We saw the South go squarely for the president, the Northeast go squarely for the challenger, the Great Plains go red, the West predicted blue.
And we waited. For late counted votes. For lines that snaked long beyond the closing times of polls. We waited for lawyers. We waited for speeches. We waited for the tote board of our future to ring up the score. But mostly we waited for a face to emerge as the man who will comfort us in times of national crisis, who will represent us to the rest of the world, who will speak to us about the economy, our health, our security.
We waited for a leader.
Will we be led?
A time for action
Here in Michigan, we voted to insert a definition of marriage in our state constitution, which will do nothing to save conventional marriage but will ensure the unconventional never comes close.
We voted to vote on future gambling developments, in a proposal that, I am convinced, had more people scratching their heads than pulling levers.

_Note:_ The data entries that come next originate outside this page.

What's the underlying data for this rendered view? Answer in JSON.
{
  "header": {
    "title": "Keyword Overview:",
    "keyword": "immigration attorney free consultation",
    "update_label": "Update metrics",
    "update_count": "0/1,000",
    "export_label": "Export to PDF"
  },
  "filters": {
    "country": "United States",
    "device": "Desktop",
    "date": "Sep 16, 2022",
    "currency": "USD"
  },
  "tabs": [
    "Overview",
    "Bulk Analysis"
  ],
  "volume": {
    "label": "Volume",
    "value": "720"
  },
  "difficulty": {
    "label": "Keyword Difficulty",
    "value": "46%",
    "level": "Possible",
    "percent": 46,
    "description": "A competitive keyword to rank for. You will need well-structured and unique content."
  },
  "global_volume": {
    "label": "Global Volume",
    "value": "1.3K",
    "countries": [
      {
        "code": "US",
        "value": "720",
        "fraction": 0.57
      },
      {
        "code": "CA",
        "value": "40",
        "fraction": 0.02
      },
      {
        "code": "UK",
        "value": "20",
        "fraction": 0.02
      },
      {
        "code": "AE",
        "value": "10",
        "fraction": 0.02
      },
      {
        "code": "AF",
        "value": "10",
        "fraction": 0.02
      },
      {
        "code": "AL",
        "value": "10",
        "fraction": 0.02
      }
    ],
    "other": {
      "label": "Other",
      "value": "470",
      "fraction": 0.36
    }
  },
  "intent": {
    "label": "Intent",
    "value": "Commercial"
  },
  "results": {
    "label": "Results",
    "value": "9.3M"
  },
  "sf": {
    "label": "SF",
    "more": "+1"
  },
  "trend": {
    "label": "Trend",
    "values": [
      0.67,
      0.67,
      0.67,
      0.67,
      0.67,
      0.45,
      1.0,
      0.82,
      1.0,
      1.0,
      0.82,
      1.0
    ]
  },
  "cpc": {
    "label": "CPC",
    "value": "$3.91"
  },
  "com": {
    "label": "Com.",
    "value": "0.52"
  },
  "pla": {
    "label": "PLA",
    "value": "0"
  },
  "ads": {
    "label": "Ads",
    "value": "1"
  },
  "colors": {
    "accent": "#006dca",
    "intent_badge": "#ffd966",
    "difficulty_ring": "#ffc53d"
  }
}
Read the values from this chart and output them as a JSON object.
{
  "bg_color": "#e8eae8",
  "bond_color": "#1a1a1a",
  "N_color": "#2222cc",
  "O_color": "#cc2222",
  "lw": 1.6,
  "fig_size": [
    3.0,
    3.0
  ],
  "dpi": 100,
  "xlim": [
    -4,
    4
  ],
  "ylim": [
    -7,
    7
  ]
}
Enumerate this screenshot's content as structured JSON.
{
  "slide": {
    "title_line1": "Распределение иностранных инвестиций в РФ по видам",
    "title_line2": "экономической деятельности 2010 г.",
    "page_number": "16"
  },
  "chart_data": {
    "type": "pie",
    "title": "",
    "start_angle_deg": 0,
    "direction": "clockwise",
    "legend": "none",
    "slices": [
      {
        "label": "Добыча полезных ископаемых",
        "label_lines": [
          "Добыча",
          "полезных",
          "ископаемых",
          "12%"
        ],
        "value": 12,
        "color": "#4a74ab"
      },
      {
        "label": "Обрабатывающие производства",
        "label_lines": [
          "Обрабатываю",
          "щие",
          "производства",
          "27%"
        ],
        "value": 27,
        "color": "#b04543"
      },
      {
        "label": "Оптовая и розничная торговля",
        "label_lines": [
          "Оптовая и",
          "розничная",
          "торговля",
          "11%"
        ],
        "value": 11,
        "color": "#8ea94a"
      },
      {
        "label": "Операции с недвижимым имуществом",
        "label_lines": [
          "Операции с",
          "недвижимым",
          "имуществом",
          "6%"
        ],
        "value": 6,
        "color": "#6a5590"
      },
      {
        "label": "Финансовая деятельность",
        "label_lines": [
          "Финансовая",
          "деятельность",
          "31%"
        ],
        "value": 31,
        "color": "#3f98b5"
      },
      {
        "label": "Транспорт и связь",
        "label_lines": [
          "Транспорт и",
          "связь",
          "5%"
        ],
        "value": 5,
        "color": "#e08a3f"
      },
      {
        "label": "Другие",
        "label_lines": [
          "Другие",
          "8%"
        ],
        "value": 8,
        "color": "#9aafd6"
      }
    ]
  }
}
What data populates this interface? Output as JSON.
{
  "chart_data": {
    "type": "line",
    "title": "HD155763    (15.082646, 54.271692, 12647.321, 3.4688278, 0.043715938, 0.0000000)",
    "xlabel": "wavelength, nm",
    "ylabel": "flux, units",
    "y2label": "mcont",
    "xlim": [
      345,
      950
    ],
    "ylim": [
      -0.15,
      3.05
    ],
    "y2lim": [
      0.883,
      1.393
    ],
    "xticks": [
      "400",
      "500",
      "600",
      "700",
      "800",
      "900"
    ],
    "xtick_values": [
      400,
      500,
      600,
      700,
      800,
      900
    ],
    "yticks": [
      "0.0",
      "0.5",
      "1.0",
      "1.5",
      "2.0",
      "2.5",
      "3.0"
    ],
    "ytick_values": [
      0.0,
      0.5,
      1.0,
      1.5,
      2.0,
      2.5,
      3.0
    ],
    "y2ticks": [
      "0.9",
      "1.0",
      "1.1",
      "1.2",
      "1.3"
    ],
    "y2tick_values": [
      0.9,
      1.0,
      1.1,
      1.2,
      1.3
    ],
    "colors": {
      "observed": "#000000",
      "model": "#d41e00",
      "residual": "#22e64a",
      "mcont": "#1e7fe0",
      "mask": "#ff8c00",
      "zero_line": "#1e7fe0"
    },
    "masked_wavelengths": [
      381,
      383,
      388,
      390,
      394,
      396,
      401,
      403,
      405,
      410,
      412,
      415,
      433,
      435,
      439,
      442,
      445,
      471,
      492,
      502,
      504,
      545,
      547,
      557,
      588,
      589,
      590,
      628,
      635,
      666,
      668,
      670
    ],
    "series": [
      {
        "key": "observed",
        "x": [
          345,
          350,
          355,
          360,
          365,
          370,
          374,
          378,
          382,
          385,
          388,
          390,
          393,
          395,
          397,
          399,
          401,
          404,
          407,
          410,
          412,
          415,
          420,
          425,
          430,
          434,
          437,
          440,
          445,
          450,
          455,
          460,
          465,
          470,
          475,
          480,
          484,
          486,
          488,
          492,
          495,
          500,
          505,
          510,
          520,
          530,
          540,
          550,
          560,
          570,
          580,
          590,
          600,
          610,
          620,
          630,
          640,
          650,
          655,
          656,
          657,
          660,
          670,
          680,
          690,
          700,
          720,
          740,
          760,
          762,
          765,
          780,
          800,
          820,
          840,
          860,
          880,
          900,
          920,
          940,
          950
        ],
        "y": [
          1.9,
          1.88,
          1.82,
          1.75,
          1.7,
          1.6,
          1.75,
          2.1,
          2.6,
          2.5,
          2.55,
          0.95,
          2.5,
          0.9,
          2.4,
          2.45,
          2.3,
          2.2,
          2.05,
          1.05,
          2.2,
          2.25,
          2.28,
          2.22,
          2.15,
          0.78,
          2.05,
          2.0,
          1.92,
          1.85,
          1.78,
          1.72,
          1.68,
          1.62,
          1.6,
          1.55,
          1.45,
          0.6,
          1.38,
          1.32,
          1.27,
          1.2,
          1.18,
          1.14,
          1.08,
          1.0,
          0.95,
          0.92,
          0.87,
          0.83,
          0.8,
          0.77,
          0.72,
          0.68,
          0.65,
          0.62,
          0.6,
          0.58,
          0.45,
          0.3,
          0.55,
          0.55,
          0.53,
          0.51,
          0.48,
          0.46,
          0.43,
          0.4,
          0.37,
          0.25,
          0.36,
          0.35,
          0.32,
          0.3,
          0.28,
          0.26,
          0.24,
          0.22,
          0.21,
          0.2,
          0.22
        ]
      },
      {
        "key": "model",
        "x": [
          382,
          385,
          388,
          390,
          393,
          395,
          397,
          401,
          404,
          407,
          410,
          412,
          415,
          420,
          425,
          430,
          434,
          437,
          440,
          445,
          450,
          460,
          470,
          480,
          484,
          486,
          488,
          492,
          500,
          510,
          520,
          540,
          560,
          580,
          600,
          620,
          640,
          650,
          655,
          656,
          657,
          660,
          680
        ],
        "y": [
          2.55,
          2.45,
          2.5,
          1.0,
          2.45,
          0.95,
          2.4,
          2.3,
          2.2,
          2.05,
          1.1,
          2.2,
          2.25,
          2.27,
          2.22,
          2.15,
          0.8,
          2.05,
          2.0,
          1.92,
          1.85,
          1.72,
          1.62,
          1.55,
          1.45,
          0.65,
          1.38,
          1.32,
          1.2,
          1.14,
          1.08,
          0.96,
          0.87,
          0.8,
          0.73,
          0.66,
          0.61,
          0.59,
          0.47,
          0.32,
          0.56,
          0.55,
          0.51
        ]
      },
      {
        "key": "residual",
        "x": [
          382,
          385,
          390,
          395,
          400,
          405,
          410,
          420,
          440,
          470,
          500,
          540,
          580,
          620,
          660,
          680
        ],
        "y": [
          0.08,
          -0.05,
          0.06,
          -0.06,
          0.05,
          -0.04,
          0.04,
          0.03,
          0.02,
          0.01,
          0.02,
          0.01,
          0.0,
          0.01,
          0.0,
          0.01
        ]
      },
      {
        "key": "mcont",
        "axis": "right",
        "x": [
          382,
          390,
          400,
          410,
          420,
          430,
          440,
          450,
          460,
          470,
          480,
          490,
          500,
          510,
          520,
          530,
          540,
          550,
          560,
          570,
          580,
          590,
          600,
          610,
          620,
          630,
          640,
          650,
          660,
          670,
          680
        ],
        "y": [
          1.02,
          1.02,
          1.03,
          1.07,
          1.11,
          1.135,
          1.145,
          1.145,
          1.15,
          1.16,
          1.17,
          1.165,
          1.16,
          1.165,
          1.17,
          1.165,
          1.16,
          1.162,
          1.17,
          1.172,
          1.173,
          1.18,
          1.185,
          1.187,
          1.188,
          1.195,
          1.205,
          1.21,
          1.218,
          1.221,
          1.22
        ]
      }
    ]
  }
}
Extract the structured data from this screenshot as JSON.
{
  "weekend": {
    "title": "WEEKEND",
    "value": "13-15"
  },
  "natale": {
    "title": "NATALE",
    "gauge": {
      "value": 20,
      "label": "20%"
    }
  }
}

Have we made our lives better? Or have we simply expressed our roiling anger? If the man we appeared to go for, Sen. John Kerry, does not sit in the White House, will we be petulant, unsatisfied, obstinate?
Will we be led?
There is an election sign on a lawn in my neighborhood, right out front, you can’t help but see it as you drive past. It reads “How Would God Vote?”
Well, with all due respect, it’s not a fair question. God doesn’t vote. God doesn’t need to. And if God wanted to make a decision on this thing, I doubt He would need to wait until the polls closed.
But if you believe that God gave man free choice, then this was about our own self-determination. And having chosen a man, we now have to choose an attitude.
So take down the signs. Toss them in the trash. This is no longer about declaring who you want. This is about declaring what you’ll do. We can only hope that answer is as inspiring as the images we saw Tuesday, in those churches and gymnasiums and high schools and rec halls, in the Midwestern rain and the Southwestern sun, in cold darkness and long and winding lines, Americans exercising the profound simplicity of this thing we call democracy.
Will we be led?
The truth is, the hardest question of this election is now in front of us.